To describe real-world esketamine nasal spray access and use as well as healthcare resource use (HRU) and costs among adults with evidence of major depressive disorder (MDD) with suicidal ideation or behavior (MDSI).
Adults with ≥1 claim for esketamine nasal spray and evidence of MDSI 12 months before/on the date of esketamine initiation (index date) were selected from Clarivate's Real World Data product (01/2016-03/2021). Patients initiated esketamine on/after 03/05/2019 (esketamine approval for treatment-resistant depression; later approved for MDSI on 08/05/2020) were included in the overall cohort. Esketamine access (measured as approved/abandoned/rejected claims) and use were described post-index; HRU and healthcare costs (2021 USD) were described over 6 months pre- and post-index.
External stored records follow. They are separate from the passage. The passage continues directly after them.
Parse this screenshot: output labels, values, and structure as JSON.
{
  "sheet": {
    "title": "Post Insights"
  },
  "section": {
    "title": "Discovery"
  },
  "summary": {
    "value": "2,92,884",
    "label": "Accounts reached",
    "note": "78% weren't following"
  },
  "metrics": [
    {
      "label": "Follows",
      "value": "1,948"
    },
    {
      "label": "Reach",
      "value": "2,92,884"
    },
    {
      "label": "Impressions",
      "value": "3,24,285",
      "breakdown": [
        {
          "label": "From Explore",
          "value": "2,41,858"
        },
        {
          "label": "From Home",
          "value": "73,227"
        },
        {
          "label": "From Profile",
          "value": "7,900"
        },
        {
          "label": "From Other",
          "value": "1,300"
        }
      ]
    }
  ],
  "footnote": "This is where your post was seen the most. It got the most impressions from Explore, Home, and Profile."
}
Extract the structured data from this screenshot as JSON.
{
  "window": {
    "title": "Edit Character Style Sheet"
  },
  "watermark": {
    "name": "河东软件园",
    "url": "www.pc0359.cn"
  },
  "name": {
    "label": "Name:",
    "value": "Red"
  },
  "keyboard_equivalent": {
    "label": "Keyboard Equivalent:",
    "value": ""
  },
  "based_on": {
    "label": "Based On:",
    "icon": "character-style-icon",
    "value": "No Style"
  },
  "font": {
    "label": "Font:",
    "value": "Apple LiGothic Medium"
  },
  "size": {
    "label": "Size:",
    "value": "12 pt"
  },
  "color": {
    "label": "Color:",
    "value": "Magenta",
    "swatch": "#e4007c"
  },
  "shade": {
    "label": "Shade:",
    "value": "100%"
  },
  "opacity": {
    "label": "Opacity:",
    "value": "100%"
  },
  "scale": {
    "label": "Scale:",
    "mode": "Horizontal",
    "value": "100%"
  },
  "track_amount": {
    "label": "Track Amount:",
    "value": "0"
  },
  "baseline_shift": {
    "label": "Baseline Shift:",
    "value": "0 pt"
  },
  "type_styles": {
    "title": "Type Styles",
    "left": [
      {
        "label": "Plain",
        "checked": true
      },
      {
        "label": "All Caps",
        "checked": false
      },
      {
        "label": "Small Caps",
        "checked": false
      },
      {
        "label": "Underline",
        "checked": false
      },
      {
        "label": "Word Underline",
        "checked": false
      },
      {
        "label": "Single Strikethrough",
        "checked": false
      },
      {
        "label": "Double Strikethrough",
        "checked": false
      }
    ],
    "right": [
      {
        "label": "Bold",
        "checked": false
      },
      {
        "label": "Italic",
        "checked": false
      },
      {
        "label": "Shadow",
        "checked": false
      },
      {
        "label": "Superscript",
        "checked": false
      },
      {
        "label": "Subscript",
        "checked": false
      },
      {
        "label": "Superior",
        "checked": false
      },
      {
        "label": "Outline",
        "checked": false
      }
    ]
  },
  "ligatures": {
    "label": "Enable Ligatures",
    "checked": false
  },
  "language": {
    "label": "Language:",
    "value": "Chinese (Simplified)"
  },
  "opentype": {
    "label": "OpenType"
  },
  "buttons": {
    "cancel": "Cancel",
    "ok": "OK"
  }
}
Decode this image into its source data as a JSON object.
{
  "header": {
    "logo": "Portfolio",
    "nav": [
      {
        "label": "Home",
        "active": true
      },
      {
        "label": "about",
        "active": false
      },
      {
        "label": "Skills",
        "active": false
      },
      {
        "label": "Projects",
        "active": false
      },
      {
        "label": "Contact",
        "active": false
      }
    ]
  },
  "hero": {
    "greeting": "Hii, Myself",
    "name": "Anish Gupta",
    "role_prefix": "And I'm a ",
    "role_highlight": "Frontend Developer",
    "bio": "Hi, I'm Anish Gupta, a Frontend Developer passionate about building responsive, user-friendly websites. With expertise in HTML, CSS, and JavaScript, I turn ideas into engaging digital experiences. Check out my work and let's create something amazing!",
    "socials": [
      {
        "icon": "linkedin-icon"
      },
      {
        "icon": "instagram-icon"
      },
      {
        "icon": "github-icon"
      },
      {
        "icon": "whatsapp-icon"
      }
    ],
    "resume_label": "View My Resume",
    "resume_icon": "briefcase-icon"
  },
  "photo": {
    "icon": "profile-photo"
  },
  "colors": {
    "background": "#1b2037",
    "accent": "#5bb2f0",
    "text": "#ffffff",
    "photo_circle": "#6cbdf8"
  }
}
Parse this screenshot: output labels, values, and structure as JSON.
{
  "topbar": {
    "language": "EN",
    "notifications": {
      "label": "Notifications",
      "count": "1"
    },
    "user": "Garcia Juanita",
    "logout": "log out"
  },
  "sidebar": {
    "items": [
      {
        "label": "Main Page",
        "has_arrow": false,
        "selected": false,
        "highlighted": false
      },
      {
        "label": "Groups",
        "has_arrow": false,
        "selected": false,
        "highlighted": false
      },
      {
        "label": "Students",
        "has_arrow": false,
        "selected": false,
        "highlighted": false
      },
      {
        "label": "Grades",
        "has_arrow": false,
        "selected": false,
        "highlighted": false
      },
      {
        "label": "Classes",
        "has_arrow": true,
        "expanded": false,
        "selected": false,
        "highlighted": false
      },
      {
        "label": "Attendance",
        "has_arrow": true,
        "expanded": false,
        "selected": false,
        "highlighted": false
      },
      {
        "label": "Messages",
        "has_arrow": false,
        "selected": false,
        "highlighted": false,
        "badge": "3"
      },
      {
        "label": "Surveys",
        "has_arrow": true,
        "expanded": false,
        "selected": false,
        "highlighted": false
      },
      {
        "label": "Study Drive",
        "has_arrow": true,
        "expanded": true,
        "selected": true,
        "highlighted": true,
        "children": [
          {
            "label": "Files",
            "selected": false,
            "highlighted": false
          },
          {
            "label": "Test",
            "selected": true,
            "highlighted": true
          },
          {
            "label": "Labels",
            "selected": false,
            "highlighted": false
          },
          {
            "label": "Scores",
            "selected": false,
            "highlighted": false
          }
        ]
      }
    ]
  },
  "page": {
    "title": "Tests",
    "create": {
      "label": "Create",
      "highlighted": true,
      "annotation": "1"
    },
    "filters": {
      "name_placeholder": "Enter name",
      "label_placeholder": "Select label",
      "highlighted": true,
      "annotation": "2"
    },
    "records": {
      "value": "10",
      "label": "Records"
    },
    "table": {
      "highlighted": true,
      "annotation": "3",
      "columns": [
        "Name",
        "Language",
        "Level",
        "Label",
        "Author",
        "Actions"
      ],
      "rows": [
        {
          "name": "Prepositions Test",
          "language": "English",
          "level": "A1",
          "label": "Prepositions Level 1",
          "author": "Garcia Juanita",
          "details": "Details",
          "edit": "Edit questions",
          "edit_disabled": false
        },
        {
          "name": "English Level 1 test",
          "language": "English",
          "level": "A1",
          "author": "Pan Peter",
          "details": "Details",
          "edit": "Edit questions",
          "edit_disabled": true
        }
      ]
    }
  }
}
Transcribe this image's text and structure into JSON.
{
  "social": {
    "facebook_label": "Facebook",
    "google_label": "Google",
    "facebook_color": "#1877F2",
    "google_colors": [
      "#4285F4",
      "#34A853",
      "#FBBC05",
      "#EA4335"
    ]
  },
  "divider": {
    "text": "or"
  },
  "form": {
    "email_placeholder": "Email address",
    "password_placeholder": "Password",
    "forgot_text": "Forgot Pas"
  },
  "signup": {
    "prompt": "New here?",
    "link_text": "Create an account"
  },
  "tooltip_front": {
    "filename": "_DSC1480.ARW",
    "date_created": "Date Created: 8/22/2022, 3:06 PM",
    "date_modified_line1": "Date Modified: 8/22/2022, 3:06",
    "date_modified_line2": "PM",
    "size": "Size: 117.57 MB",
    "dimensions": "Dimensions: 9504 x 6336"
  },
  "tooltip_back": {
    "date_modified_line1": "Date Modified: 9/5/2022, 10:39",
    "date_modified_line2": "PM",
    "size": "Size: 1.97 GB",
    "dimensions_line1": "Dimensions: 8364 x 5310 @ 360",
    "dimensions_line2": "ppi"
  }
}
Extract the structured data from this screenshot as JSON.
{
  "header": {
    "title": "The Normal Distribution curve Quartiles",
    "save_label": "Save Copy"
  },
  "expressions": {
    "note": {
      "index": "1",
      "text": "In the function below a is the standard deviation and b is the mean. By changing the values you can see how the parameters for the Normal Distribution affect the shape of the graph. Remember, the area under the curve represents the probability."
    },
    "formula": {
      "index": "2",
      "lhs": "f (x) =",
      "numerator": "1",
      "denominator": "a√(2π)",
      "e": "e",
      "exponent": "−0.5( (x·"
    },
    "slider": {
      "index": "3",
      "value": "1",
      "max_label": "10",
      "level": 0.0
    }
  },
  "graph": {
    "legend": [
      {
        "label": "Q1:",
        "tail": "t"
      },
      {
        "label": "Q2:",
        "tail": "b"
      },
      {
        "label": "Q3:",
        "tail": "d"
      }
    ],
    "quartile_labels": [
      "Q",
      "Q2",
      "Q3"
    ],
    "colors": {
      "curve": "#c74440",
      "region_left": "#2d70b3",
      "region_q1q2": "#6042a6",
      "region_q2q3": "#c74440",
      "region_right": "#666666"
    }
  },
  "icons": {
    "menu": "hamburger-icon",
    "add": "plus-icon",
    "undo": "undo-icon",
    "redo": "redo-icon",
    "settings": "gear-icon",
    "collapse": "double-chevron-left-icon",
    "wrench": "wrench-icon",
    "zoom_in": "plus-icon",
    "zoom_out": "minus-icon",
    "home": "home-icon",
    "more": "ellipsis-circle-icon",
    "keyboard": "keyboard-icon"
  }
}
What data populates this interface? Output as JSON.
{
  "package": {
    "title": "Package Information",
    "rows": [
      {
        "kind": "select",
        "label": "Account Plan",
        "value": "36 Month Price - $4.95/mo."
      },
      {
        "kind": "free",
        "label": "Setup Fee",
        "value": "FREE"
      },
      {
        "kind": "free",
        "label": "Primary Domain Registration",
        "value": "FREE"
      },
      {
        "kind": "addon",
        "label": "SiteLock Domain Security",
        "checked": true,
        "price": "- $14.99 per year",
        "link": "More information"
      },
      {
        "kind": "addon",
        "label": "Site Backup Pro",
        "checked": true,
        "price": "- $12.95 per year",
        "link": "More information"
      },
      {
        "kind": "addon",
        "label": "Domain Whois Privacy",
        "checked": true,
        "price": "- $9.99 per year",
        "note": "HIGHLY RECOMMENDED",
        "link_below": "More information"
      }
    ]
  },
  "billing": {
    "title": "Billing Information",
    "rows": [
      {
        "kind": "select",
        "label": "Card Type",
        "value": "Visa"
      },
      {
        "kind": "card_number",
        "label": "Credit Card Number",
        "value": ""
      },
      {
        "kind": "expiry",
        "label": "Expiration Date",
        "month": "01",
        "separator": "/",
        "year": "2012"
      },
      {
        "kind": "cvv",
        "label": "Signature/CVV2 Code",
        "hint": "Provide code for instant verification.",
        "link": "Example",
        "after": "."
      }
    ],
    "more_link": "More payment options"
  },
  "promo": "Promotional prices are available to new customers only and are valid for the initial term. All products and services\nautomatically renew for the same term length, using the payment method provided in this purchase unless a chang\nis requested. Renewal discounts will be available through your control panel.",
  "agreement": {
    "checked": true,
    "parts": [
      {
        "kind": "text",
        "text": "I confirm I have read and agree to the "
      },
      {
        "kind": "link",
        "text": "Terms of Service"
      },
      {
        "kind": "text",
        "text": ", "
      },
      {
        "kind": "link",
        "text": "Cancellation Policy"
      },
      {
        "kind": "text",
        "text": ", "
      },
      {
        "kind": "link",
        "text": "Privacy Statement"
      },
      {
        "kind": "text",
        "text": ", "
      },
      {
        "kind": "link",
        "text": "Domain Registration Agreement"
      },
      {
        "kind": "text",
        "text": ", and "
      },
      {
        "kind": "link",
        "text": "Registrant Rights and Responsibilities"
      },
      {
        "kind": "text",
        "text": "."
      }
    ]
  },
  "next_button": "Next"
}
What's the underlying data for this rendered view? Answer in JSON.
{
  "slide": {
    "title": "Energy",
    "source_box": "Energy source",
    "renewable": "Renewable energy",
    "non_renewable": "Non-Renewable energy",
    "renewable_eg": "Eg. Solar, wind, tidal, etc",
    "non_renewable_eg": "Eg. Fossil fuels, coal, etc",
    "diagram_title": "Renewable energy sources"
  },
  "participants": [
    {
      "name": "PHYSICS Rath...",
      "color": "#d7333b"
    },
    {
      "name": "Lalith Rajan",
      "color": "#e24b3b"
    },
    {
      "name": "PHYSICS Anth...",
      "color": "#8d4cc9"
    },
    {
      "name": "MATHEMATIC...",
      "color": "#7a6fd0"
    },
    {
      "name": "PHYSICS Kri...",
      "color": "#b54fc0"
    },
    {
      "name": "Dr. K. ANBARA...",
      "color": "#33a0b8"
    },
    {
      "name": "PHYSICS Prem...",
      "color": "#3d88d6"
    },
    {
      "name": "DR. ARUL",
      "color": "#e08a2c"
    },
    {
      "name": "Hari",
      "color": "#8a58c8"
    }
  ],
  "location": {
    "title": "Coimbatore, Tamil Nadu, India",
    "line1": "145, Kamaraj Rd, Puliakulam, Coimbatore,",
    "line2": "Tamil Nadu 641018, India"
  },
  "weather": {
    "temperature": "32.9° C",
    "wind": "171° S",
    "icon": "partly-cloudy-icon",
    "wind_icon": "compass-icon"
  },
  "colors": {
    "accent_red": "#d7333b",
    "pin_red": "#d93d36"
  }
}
Among 269 patients in the overall cohort with esketamine pharmacy claims, 46.8% had the first pharmacy claim approved, 38.7% had it rejected, and 14.5% abandoned their claim; 169 patients were initiated on esketamine in the overall cohort (mean age 40.9 years, 62.1% female); 45.0% had ≥8 esketamine treatment sessions (recommended per label) with a mean median of 85.0 58.5 days from index to 8th session (per label 28 days). Among 115 patients with ≥6 months of data post-index, in the 6-month pre- and post-index, respectively, 37.4 and 19.1% had all-cause inpatient admissions, 42.6 and 33.9% had emergency department visits, 92.2 and 81.7% had outpatient visits; mean ± standard deviation all-cause monthly total healthcare costs were $8,371±$15,792 and $6,486±$7,614, respectively.
This was a descriptive claims-based analysis; no formal statistical comparisons were performed due to limited sample size as data covered up to 24 months of esketamine use in the US clinical setting.
Nearly half of patients experience access issues with first esketamine nasal spray treatment session. All-cause HRU and healthcare costs trend lower in the 6 months after relative to 6 months before esketamine initiation.